A Seduc divulgou a seguinte nota de esclarecimento:

A Secretaria de Estado da Educação (Seduc) vem a público informar que a empresa de transporte escolar Bioética, investigada pela Polícia Federal, foi desabilitada de processo administrativo pela Amgesp (Agência de Modernização da Gestão de Processos) em 2017. Entretanto, decisão judicial obrigou o Estado a reincluí-la no certame. Adiante, em dezembro de 2018, com o processo licitatório do mesmo ano em curso, a empresa Bioética mais uma vez foi à Justiça e conseguiu decisão em caráter liminar para obrigar o Estado a manter o seu contrato. Em março, foi proferida uma decisão judicial em 1ª instância determinando, novamente, a manutenção do contrato (processo nº 0700295-34.2018.8.02.0066), sob pena, em não cumprimento, de pagamento de multa diária.
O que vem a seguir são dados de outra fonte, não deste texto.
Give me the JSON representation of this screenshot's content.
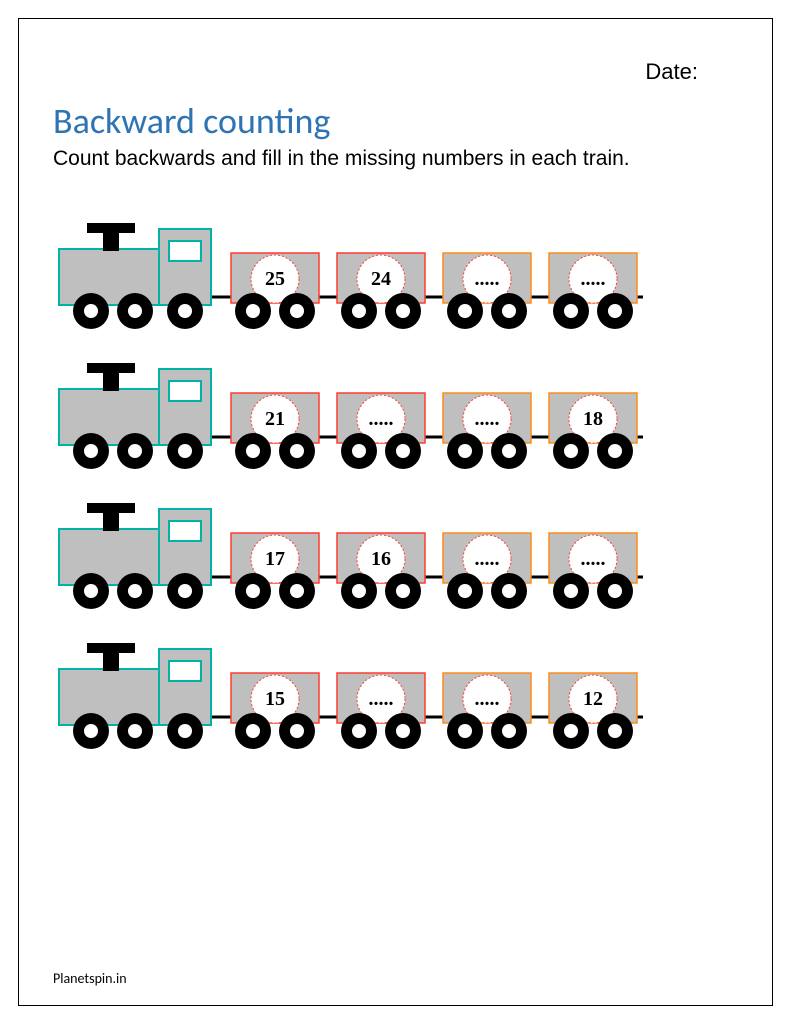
{
  "header": {
    "date_label": "Date:"
  },
  "title": "Backward counting",
  "instructions": "Count backwards and fill in the missing numbers in each train.",
  "trains": [
    {
      "cars": [
        "25",
        "24",
        ".....",
        "....."
      ]
    },
    {
      "cars": [
        "21",
        ".....",
        ".....",
        "18"
      ]
    },
    {
      "cars": [
        "17",
        "16",
        ".....",
        "....."
      ]
    },
    {
      "cars": [
        "15",
        ".....",
        ".....",
        "12"
      ]
    }
  ],
  "footer": "Planetspin.in",
  "colors": {
    "title": "#2e74b5",
    "body": "#bfbfbf",
    "outline_teal": "#00b3a4",
    "outline_red": "#ff3b30",
    "outline_orange": "#ff8c1a",
    "wheel": "#000000"
  }
}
Vale ressaltar que a Procuradoria Geral do Estado recorreu de todas as decisões, buscando defender o interesse público. Os servidores públicos do Estado de Alagoas, no exercício de suas funções, cumpriram decisões judiciais.

Decisões judiciais à parte, vale enfatizar que desde 2015 a intenção do Estado sempre foi reduzir a dependência de empresas terceirizadas. Para tanto, iniciativas foram tomadas:

  1. Prioridade absoluta para a municipalização dos recursos do transporte escolar, o que resultou na adesão de 80% das cidades alagoanas ao Programa de Gestão Integrada do Transporte Escolar (GEITE);
  2. A Secretaria de Educação comprou 100 ônibus para o transporte escolar, com recursos próprios, reduzindo as contratações terceirizadas. A aquisição foi feita mediante adesão à ata do FNDE (Fundo Nacional de Desenvolvimento da Educação), nas mesmas condições do programa federal Caminhos da Escola. Isso possibilitou o atendimento a 100% das escolas da cidade de Maceió;
  3. Além dos ônibus, um Processo Seletivo Simplificado foi realizado para selecionar motoristas para a frota própria;
  4. Outro forte indicativo é a redução da despesa com transporte escolar terceirizado: em valores atualizados, em 2014 foram gastos mais de 69,5 milhões de reais com o serviço, enquanto que em 2018 foram pagos R$ 37,6 milhões. Em 2019, foram gastos R$ 19,5 milhões até agora.

Por diversas vezes, houve paralisação de transporte escolar por parte da empresa contratada alegando atraso de pagamento, colocando os estudantes contra a secretaria como meio de chantagem para acelerar o recebimento de parcelas.

Diante do exposto – decisões judiciais, trabalho do Estado para reduzir a terceirização e a prática de chantagem por parte da empresa –, fica evidente que o Estado tem defendido o interesse público, o que significa garantir o transporte escolar público de qualidade para os estudantes.

Seguimos inteiramente à disposição dos órgãos de controle para todo e qualquer esclarecimento.